The unanimous ruling by the 2nd District Court of Appeal rejected a California Public Records Act request for data compiled by the Los Angeles police and sheriff's departments.
Law enforcement departments across the country are increasingly using automated license plate readers mounted on patrol cars and fixed locations to check plate numbers against a "hot list" of vehicles associated with crimes, such as stolen cars, child abductions or arrest warrants.
Police can store the data for years to use in future investigations and Los Angeles police said they had used the information to identify a vehicle linked to a homicide and another at the location of an armed robbery.
The American Civil Liberties Union and Electronic Frontier Foundation contended the records were not for specific investigations, but data collected indiscriminately that could be used to track anyone, such as political activists.
They sought a week of records from August 2012 to assess the scope of government surveillance.
The 3-0 ruling sided with a Los Angeles County Superior Court judge who said the records were exempt from disclosure because they related to law enforcement investigations.

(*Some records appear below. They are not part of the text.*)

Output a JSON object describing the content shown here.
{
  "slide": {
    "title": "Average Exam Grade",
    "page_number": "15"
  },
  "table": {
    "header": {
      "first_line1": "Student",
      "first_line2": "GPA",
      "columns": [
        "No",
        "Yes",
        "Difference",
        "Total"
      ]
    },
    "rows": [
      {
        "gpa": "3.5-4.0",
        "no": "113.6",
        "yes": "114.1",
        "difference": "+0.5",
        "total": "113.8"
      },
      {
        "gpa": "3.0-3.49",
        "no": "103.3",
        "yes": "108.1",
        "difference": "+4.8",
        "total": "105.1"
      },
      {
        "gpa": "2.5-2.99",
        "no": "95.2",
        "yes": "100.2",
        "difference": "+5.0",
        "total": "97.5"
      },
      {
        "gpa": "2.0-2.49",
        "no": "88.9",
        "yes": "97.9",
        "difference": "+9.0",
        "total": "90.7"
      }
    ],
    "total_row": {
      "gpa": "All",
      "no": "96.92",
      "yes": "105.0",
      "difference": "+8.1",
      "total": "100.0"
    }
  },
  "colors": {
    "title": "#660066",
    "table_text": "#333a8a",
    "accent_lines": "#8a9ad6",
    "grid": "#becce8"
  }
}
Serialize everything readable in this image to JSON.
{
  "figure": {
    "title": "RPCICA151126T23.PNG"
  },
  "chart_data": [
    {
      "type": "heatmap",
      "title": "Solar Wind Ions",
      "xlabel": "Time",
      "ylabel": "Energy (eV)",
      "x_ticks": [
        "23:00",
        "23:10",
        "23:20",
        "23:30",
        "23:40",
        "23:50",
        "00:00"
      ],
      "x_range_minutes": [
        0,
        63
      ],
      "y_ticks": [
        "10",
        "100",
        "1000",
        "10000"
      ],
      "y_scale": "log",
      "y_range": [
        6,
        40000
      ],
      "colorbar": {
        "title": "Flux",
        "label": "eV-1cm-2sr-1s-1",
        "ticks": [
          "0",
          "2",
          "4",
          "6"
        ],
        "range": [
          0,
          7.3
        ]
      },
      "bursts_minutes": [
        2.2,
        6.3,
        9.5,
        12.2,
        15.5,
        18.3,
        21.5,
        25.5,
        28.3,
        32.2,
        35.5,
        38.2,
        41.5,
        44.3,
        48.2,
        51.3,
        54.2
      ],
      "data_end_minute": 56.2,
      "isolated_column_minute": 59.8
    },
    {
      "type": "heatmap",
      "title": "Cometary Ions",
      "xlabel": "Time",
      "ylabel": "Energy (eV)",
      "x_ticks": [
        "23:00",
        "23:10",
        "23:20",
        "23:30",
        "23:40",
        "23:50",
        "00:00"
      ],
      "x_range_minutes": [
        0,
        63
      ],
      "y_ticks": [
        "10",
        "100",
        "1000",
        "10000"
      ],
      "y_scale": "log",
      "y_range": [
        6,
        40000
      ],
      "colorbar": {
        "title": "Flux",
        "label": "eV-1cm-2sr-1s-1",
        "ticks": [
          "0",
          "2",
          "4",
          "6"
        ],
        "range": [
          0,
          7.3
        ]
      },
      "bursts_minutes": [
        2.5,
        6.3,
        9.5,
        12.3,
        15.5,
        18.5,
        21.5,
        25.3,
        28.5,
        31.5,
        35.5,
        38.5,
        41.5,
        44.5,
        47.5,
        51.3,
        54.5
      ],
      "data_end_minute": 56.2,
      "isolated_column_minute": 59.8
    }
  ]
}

The court noted that technology had made the case different from previous challenges.
"To be sure, the automated nature of the ... system, with its capacity to capture and record millions of plate scans throughout Los Angeles city and county, sets it apart from the traditional investigatory techniques that courts have considered in earlier cases addressing the scope of the investigative records exemption," Acting Presiding Justice Patti Kitching wrote. "But that distinction is irrelevant to the question of whether the ALPR system's core function is to ... investigate suspected crimes."
Attorney Jennifer Lynch of the EFF said the group was disappointed and weighing its appeal options.